The planned $40 million project envisions a high speed bullet train that will be double decked and will use modern technology, the first of its kind on the continent.

The KRC project will see a shorter train journey from Nairobi to Mombasa reduced from 10 hours to three.

Bidders have ben given up to January 15, 2010, to bring in their bids and construction has been set to begin thereafter in May 2011.

KRC anticipates that the Mombasa-Nairobi line will be completed in 2013 and the Nairobi-Malaba line in 2016.

The bullet train expected to run at speed of 160 kilometres per hour, will revolutionise transport in the region but specifically the railway sector.

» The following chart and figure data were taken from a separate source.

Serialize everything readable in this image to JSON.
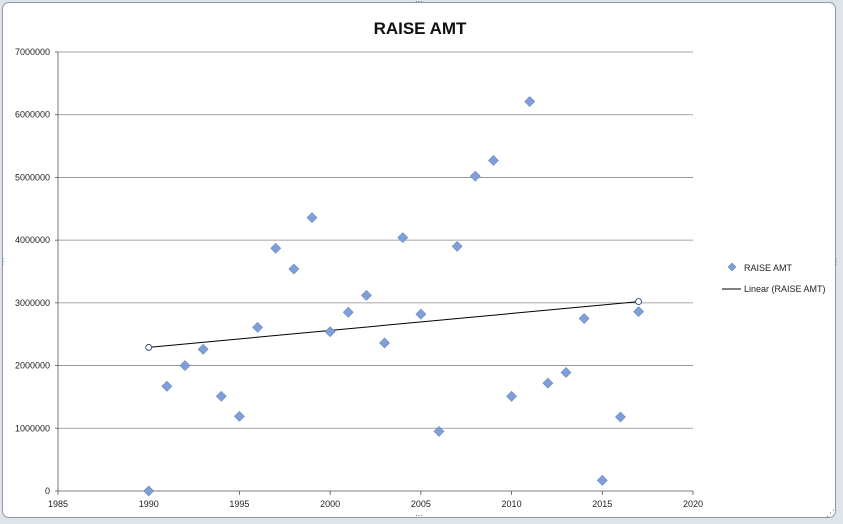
{
  "chart_data": {
    "type": "scatter",
    "title": "RAISE AMT",
    "xlabel": "",
    "ylabel": "",
    "xlim": [
      1985,
      2020
    ],
    "ylim": [
      0,
      7000000
    ],
    "xticks": [
      1985,
      1990,
      1995,
      2000,
      2005,
      2010,
      2015,
      2020
    ],
    "yticks": [
      0,
      1000000,
      2000000,
      3000000,
      4000000,
      5000000,
      6000000,
      7000000
    ],
    "grid": true,
    "legend_position": "right",
    "series": [
      {
        "name": "RAISE AMT",
        "marker": "diamond",
        "color": "#7f9fd8",
        "x": [
          1990,
          1991,
          1992,
          1993,
          1994,
          1995,
          1996,
          1997,
          1998,
          1999,
          2000,
          2001,
          2002,
          2003,
          2004,
          2005,
          2006,
          2007,
          2008,
          2009,
          2010,
          2011,
          2012,
          2013,
          2014,
          2015,
          2016,
          2017
        ],
        "y": [
          0,
          1670000,
          2000000,
          2260000,
          1510000,
          1190000,
          2610000,
          3870000,
          3540000,
          4360000,
          2540000,
          2850000,
          3120000,
          2360000,
          4040000,
          2820000,
          950000,
          3900000,
          5020000,
          5270000,
          1510000,
          6210000,
          1720000,
          1890000,
          2750000,
          170000,
          1180000,
          2860000
        ]
      }
    ],
    "trendline": {
      "name": "Linear (RAISE AMT)",
      "type": "linear",
      "color": "#000000",
      "x": [
        1990,
        2017
      ],
      "y": [
        2290000,
        3020000
      ]
    }
  }
}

 The Lunatic Express was the name given to a railroad built by the British colonial government in East Africa during Victorian times. Officially called the Uganda Railway, it was constructed over the period 1895-1901 from Mombasa on the Kenyan coast to Lake Victoria in the interior and later onward to Kampala in Uganda.

Since independence times, that railway has suffered grossly, to the extent that it has collapsed in some areas much of the network in Uganda.

The railway which was later given to private concessionares, Rift Valley Railways (RVR), has been ground to a slow punt  leaving it a relic of what it really was at the time of its construction.

If a colonial government with very archaic technology could build a railway network with buckets and exported labour from India (and make meaningful business as early as 1895), why can’t we with our engineers and modern technology and expertise build a modern rail infrastructure today?

The answer is leadership. We need to transform our collective mindsets and build a modern infrastructure that will be the answer to our heavy costs of doing business.

The move by KRC should be done expeditiously and professionally together with other EAC members so that it makes life in the region worth the living.